Initiatives such as the Rescue Task Force model and the 3-ECHO program are creating “warm zone/indirect threat care” operational paradigms for first responders and are an important first step in shortening the time from injury to first medical intervention. However, despite aggressive and expedient deployment of professional medical providers, there remains a time gap from point of injury to lifesaving intervention that only First Care Providers—empowered and trained community members—can address.1
The First Care Provider represents the first link in the trauma chain of survival from point of wounding through definitive care.3,4 A First Care Provider-empowered system offers a universal, flexible bystander-initiated trauma protocol. This shared language, based on the principles of Tactical Emergency Casualty Care, empowers the FCP and the arriving medical/rescue assets to integrate effectively and work off the “same sheet of music.”
There are four key requirements to the development and implementation of a successful community First Care Provider program:
1. Administrative leadership and operational policy development—Successful FCP integration requires grassroots initiatives and national public policy leadership. Leaders must evolve past the complete reliance on traditional 9-1-1 response and overcome the widespread reluctance to introduce policies that empower medical action in the broader population. Non-medical leadership is critical to creating an effective whole-of-community system that reduces potentially preventable trauma mortality.7
2. Public access trauma kits—Many government buildings and public businesses in the United States are grossly underprepared to support FCP interventions for traumatic injuries during targeted violence events. The deployment of public access trauma kits serves two critical roles. First, they provide a visual cue to prompt First Care Providers to action. Second, if properly equipped, they can provide critical material to support lifesaving interventions for more than just hemorrhage control. Public access to readily available medical equipment should be part of a multipronged approach to community safety.
3. First responder training—The training of professional first responders currently focuses on unified command, operational coordination and direct lifesaving interventions. This traditionally marginalizes the bystanders and uninjured persons on scene. This must change. First responders must be familiar with the capabilities of the FCP as well as have operational plans that incorporate these available providers as force multipliers in the response.
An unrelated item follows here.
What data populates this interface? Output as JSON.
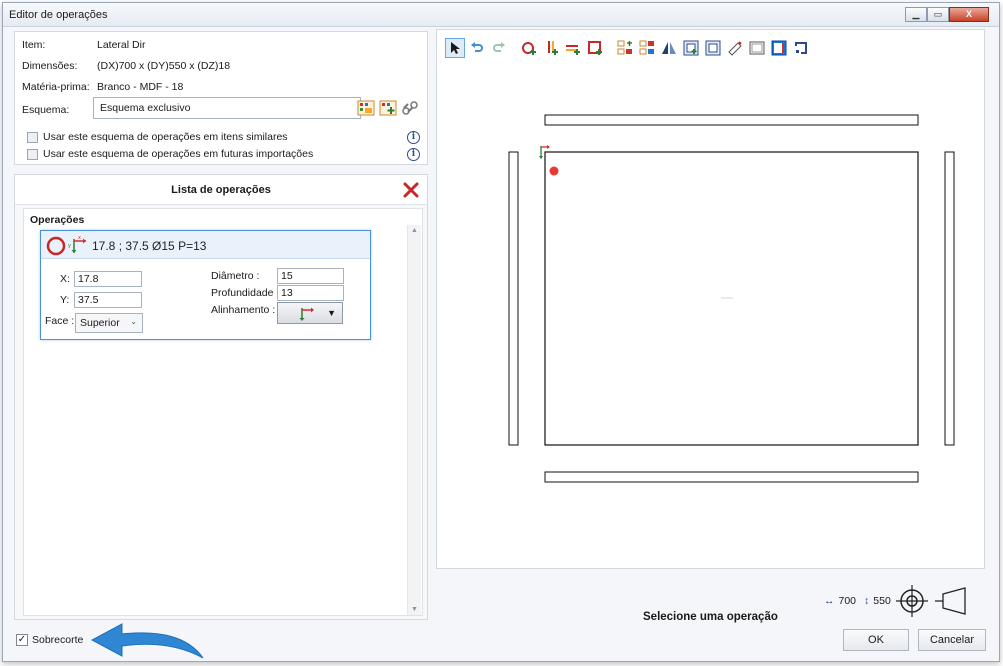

4. First Care Provider training—Data from across the globe demonstrates that training individuals empowers action and improves survival from medical and traumatic emergencies.8–10 Trained First Care Providers demonstrate a willingness to operate independently, are able to recognize critical injuries and can properly allocate resources for maximal benefit.11
External hemorrhage control is a critical skill for many traumatic type injuries; however, it is not a panacea. Recent events reveal that access to the wounded, recognition of significant injury and rapid evacuation to medical care are at least as important as immediate hemorrhage control. Education on all of the preventable causes of death12 in penetrating and blast trauma should be the ultimate goal and can be accomplished with a limited time investment. In addition to reducing mortality through application of TECC, this training will improve resilience by empowering individuals to take action in times of crisis.